When networks collide: Applied Micro explains the PQx
The demand for bandwidth across the global network is rapidly altering not just the capacity, but the underlying structure of the net. Legacy telecom SONET and enterprise Ethernet networks are retreating into isolated segments, perhaps destined to vanish. In their place, Carrier Ethernet is seizing the network edge and diffusing out toward the customer premises. OTN is reaching out from the network core, through Metro networks and into the edge. And so nearly every portion of the network is in transition.

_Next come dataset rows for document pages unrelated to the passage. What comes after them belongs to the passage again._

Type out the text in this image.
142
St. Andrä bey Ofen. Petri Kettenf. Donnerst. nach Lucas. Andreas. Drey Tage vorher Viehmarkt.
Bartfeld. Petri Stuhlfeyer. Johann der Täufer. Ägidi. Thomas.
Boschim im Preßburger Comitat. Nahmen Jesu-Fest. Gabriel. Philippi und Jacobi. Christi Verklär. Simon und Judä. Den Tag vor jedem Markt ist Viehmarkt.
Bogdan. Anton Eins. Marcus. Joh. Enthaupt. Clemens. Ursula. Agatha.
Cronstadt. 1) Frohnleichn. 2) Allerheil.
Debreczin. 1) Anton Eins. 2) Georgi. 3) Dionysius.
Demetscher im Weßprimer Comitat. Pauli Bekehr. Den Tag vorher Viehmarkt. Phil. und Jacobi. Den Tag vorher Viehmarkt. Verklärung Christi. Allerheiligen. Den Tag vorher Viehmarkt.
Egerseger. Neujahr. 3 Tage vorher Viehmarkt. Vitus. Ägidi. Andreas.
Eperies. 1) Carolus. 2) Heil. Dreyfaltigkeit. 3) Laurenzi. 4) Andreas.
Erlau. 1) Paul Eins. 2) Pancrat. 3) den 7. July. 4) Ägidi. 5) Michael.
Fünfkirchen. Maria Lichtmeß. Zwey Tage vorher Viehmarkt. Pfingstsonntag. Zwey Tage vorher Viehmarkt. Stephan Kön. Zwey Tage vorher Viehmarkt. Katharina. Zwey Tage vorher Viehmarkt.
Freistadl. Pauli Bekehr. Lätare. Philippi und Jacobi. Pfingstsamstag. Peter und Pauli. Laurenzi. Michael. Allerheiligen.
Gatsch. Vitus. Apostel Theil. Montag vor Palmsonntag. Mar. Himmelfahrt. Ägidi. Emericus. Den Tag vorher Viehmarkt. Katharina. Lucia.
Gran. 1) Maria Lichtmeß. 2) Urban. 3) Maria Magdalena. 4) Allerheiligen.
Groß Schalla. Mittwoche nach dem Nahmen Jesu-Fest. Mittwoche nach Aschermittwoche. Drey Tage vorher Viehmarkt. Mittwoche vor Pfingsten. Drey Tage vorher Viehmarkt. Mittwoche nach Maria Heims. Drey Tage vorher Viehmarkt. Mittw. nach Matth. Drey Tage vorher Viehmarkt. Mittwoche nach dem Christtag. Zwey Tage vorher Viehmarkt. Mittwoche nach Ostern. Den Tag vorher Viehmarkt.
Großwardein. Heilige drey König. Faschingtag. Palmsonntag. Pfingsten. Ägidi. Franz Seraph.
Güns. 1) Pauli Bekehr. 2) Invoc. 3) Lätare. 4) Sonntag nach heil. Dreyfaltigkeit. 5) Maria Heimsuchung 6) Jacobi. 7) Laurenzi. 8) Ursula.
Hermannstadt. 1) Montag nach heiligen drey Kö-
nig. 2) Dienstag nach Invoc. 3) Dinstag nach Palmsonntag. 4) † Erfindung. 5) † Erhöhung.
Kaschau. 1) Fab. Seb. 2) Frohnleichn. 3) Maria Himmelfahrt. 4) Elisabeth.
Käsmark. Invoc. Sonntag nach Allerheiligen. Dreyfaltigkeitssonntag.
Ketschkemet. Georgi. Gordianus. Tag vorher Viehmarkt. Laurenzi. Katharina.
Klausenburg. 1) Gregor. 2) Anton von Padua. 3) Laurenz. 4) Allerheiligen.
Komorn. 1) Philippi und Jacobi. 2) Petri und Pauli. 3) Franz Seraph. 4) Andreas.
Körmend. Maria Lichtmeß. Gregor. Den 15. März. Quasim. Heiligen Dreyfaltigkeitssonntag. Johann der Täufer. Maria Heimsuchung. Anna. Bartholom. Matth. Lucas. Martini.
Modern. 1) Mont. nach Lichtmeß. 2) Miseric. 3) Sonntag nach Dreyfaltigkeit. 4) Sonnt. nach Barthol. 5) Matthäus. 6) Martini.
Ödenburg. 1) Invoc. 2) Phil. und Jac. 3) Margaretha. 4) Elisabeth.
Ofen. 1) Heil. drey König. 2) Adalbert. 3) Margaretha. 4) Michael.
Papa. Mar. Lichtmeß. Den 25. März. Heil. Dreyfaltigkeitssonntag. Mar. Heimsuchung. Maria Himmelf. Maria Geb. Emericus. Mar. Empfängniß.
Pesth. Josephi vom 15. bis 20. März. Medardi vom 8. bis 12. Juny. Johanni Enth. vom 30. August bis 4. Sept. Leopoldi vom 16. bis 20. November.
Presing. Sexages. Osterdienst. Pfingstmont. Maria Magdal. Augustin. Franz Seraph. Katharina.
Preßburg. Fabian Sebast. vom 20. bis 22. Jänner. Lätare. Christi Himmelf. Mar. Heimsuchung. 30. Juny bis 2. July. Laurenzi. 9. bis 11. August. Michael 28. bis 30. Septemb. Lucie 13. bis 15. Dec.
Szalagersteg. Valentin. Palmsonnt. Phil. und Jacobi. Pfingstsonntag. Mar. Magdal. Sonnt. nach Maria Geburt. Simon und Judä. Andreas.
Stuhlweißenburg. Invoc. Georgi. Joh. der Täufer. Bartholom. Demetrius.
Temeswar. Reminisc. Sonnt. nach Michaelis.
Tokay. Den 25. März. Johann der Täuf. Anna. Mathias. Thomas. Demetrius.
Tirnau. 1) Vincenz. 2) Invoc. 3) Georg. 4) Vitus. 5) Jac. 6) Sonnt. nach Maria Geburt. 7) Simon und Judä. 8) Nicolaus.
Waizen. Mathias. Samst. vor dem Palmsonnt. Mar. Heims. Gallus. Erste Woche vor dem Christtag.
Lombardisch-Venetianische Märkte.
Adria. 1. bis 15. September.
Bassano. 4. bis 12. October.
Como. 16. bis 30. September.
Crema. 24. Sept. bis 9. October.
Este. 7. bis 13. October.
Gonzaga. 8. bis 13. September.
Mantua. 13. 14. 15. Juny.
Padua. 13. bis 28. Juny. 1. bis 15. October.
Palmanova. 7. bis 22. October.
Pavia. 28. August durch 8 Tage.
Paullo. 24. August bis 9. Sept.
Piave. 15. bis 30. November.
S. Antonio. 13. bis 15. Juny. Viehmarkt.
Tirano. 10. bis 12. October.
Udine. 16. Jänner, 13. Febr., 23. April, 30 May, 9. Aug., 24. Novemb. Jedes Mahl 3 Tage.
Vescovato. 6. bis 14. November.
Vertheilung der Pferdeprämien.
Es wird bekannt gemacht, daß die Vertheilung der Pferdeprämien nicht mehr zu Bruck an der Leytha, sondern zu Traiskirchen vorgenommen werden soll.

That means opportunity for suppliers of networking hardware. There is a need for higher speed ports, obviously. But also, carriers need greater integration so that they can gang more ports in their quest for 100 and 120 Gbit/s line cards. And the carriers need flexibility, so that they can use the same basic hardware with different physical media and protocols as their networks evolve.
"One line card today typically supports 20 Gb/s," says Applied Micro senior product marketing manager David Yeh. "But in their push to deploy a 100 Gb network, Verizon, for example, is looking for 120 Gb on a card."
They are not going to find it by simply ganging 10 Gbit Phy and framer/mapper chips, Yeh warns, because space and power constraints make this approach infeasible, even if it could be cost-effective. Even FPGAs, which seem like the obvious solution when the network is in transition, have their issues at these speeds. In principle, the latest 40nm FPGAs can handle 100 Gb throughput. But in practice, Yeh says, it is proving very difficult to get all the high-speed serial I/O and all of the gates for a 100 Gb line card on a single device. And two high-end FPGAs begin to present real cost and power issues.
Needless to say, Applied Micro has a solution to offer. The company has in effect integrated six of its Pemaquid 10 Gb Phy/framer/mapper chips onto a single 40nm device, called the PQx family. The design is approaching tape-out, and Applied Micro Transport Business Unit general manager Sandeep Gupta confidently expects to start sampling in July.
The PQx family will have two members, the PQ60 and PQ50, apparently based on the same die but with different testing. The PQ60 uses its six 10 Gb I/Os as independent ports, with SONET jitter compliance, for glueless attachment to six XFP or SFP+ optical modules. It is aimed at Carrier Ethernet applications. The PQ50 uses the same I/O ports to attach gluelessly to a 40 Gb CFP module through a single XLAUI or OTL3.4 port. There is also a 24-lane SFI5.1 port for connection to MSA 300 modules. Gupta says the PQ50 targets transponders, muxponders, and ROADMs in the telecom space. On the system side, the chip offers six XAUI/RXAUI ports or a 12-lane Interlaken port as configuration options for attaching to NPUs, switch fabrics, or external Ethernet MACs.
Internally, the chip contains the blocks needed for Layer 1/2 functionality, including the necessary mapping modes for OTN, multi-10Gb and 40 Gb MAC/PCS termination, and FEC hardware. The data sheet states that the PQ60 is functionally equivalent to six Pemaquid chips plus added support for UFEC forward error correction.
This integration was no small task, according to Gupta and Yeh. The die must support six 10 Gb serial interfaces to SONET standards, plus 24 lanes at up to 6.25 Gb each for the system interface, plus a 16-bit microprocessor bus, all running concurrently with over 100 million gates of logic.
"This scale of integration not only stressed our internal architecture, but our tool chain as well," Gupta says. Along with managing the sheer size of the project, the Applied Micro team had to apply special measures for digital noise control, and to develop new, very-low-power I/O cells and a novel approach to leakage control. Far more than a simple integration of six instances of an existing chip, the PQx represents a reimplementation at a new process node, under entirely new power- and noise-control regimes. Such is the cost of staying in touch with connectivity providers’ needs.